Executives from Apple, Adobe Systems and Microsoft were grilled by a special Australian parliamentary committee and served in a white wine sauce, over the fact that they have been charging Australians a special tax.
Apple insisted that it had to charge Australians 50 percent more for music and films than the rest of the world because the movie studios insisted.
Tony King, the vice president for Apple Australia, New Zealand and South Asia, said pricing on some products like the iPad mini and Final Cut Pro software was about the same as in the United States.
But the fact that Aussies were being charged US $20.87, the Australian price of Justin Timberlake's album "20/20 Experience" on Apple's iTunes music store is about double the $10.99 charged in the United States. AC/DC's "Back in Black" is marked up 70 percent for Australian fans.

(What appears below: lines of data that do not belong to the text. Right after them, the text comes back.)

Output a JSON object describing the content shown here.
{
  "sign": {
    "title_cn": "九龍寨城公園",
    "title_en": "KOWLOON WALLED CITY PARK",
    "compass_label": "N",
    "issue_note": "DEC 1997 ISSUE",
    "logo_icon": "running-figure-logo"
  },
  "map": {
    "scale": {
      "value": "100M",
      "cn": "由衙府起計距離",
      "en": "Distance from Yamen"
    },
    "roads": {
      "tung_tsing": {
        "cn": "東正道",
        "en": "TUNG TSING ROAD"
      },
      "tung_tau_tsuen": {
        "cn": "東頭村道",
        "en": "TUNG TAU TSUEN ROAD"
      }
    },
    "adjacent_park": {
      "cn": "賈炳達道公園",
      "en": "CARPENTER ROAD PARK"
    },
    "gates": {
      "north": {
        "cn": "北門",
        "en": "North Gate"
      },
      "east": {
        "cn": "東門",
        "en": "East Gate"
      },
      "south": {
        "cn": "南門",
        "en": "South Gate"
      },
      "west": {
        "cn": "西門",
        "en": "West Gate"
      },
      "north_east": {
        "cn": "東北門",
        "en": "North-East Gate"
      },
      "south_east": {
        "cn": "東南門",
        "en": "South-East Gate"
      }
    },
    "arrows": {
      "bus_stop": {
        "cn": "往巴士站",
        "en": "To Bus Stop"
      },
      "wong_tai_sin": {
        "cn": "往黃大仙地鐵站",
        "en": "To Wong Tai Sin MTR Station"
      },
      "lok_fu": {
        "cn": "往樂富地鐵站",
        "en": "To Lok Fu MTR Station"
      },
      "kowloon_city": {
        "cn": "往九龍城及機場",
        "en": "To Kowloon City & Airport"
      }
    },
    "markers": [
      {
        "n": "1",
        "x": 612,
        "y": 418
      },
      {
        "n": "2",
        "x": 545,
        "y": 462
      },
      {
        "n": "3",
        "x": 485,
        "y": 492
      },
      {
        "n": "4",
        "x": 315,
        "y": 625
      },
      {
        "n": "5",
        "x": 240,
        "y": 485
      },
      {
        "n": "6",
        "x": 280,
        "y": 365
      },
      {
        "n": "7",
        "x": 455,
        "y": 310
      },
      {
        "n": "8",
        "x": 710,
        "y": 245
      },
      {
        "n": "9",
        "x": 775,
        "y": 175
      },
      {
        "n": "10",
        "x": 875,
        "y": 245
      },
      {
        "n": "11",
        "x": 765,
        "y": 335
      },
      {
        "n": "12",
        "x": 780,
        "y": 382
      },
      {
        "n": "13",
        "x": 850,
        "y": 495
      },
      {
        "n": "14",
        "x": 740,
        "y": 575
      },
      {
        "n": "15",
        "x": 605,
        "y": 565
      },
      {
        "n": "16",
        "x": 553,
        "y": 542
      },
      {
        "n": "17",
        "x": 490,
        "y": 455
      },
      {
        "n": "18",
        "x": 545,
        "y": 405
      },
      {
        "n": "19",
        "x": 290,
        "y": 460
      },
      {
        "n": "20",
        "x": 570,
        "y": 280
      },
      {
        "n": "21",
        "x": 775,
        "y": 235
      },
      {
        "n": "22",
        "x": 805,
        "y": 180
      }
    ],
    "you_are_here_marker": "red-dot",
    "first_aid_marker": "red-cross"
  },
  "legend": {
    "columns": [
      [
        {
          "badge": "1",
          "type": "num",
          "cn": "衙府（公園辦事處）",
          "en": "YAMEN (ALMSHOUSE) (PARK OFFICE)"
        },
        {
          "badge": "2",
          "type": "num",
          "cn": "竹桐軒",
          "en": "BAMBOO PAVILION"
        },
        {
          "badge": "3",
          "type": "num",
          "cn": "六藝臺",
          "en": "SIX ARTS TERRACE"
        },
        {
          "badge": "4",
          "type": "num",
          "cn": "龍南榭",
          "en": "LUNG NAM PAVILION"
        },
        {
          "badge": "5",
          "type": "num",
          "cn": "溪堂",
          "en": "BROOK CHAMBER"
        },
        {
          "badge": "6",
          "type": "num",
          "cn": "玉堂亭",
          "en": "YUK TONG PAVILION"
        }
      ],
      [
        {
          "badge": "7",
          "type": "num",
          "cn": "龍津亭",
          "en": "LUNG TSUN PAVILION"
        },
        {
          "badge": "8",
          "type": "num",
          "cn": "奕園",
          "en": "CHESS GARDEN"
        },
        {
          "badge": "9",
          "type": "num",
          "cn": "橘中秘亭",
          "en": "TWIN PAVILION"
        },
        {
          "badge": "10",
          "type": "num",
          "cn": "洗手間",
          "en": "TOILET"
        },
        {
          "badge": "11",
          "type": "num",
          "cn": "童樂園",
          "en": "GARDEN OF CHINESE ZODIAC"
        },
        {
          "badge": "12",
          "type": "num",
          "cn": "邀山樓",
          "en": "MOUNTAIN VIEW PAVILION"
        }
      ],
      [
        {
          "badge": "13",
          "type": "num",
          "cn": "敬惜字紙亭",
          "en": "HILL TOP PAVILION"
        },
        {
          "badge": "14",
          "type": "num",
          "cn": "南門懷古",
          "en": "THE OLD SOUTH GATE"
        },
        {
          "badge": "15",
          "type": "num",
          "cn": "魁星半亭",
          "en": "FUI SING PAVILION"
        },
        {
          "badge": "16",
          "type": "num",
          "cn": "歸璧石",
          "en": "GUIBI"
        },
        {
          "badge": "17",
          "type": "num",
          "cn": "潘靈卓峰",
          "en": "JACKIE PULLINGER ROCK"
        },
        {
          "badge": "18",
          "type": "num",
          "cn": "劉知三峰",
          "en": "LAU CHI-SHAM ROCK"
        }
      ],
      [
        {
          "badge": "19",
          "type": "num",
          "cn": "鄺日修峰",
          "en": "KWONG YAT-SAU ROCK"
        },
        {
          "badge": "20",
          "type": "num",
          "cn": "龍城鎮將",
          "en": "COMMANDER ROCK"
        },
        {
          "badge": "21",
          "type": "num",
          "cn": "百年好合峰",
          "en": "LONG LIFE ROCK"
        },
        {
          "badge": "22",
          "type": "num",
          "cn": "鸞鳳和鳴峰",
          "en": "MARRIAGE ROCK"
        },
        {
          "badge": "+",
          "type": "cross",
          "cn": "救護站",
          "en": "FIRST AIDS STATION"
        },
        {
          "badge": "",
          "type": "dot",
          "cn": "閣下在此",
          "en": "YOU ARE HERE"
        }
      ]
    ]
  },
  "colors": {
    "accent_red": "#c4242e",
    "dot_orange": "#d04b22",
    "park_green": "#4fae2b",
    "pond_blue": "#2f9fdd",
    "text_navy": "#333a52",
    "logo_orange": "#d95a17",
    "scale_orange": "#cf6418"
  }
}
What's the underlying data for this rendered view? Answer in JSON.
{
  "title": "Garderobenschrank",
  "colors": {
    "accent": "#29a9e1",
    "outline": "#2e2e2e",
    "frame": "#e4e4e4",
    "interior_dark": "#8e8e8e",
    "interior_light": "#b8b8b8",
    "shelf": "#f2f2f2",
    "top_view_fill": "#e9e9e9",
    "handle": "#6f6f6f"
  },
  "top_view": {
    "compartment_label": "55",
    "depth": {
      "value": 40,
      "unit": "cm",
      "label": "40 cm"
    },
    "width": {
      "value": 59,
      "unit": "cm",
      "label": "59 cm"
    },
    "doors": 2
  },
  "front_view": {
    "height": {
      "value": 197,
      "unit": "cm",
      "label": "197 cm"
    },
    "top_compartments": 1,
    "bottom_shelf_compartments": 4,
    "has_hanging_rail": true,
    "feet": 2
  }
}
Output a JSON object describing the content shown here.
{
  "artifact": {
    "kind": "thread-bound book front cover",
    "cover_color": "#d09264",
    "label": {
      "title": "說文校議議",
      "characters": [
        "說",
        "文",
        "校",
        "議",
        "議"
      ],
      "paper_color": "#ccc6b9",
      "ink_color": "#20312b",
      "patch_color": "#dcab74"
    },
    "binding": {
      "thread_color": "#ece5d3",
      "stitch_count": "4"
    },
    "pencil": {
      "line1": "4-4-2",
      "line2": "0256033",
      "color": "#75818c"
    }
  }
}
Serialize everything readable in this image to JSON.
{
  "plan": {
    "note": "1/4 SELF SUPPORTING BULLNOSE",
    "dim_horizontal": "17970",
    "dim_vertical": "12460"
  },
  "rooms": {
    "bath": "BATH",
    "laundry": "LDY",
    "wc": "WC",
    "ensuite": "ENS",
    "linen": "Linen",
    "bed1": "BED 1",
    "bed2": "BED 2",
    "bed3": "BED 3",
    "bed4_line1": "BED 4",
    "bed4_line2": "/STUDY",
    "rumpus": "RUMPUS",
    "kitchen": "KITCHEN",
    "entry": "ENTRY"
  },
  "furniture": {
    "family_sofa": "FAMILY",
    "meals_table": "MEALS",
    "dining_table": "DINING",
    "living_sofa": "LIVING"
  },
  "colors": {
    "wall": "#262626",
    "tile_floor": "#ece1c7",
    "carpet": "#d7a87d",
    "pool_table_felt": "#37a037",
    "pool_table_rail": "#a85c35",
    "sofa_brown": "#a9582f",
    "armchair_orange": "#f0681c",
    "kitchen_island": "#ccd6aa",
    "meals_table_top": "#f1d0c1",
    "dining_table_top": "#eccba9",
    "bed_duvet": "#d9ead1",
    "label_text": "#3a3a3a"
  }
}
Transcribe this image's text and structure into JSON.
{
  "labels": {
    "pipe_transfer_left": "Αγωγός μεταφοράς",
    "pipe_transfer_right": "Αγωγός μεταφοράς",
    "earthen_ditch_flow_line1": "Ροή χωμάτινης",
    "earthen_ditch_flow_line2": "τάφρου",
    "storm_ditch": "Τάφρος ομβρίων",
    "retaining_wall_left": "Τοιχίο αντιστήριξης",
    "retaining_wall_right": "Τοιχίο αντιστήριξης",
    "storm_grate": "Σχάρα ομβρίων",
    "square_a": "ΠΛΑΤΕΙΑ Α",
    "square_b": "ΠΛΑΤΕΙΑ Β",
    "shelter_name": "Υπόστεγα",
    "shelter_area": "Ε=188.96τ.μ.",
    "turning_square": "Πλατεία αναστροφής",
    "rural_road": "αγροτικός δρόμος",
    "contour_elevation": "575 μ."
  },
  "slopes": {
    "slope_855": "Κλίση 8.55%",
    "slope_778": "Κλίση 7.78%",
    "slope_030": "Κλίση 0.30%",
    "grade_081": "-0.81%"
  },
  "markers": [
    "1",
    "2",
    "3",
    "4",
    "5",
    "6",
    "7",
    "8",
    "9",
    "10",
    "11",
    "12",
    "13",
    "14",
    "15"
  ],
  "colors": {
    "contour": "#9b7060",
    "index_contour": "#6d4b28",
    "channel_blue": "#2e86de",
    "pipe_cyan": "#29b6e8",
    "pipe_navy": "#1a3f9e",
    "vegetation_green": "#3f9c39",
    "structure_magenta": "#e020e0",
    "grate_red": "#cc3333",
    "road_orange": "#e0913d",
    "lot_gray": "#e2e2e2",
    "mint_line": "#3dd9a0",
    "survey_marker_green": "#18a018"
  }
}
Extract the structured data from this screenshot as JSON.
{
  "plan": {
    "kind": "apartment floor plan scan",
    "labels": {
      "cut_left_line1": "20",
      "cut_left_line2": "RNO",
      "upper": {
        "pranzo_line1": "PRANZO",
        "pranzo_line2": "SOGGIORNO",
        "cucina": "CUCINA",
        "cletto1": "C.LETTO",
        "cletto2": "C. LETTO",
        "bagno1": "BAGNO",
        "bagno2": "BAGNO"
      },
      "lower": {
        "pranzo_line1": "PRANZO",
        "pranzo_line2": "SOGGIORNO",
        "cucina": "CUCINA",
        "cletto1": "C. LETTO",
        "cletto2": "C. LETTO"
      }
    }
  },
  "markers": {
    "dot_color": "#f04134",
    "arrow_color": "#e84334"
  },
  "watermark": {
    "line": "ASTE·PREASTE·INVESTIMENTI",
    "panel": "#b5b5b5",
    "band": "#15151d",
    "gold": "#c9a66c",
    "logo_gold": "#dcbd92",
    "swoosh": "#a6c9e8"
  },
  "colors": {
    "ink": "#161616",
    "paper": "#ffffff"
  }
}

But this is not Apple's fault.
King said the pricing of digital content is based on wholesale prices set via negotiated contracts with record labels, movie studios and TV networks.
He said that the content industry is backwards and still, perhaps, runs with old-fashioned notions of country borders or territories or markets.
Jobs' Mob had done its best to lean on content owners to lower Australian pricing.
He claimed that the cards are in the hands of the folks who own the content.
Of course, he failed to mention that Apple is currently being investigated by anti-trust watchdogs for doing just that sort of thing with the publishing companies.
According to the Sydney Morning Herald, the committee did not buy most of the excuses and said some of the executives' answers were "evasive" and were sceptical about some of the answers.
It was not clear why, if it was all someone else's fault, that there was a need for geo-blocking, under which companies prevent Australian web users from purchasing products at cheaper rates on US sites.
Particularly galling was the fact that Aussies have to pay $3,300 for Adobe's CS6 Design and Web Premium suite, which Americans can buy for just $1,899.
Adobe Australia MD Paul Robson said Adobe's Creative Cloud suite, which is bought on a $50-a-month subscription basis, was priced on par with the United States and this was "the future of the way we will deliver our technology".
But committee member Stephen Jones said the subscription software placed "digital handcuffs" on users, forcing them to keep paying to continue accessing their files.
Committee deputy chairman Paul Neville waded into Microsoft for charging nearly double what Americans were paying.
He told Microsoft Australia MD Pip Marlow that he was just charging what you can get away with in any market.
Marlow denied this and said that if the Vole priced the products too high, consumers will vote with their wallets and move elsewhere.
Or they would call for official government inquiries which would bring in laws to stop software companies bullying Australians.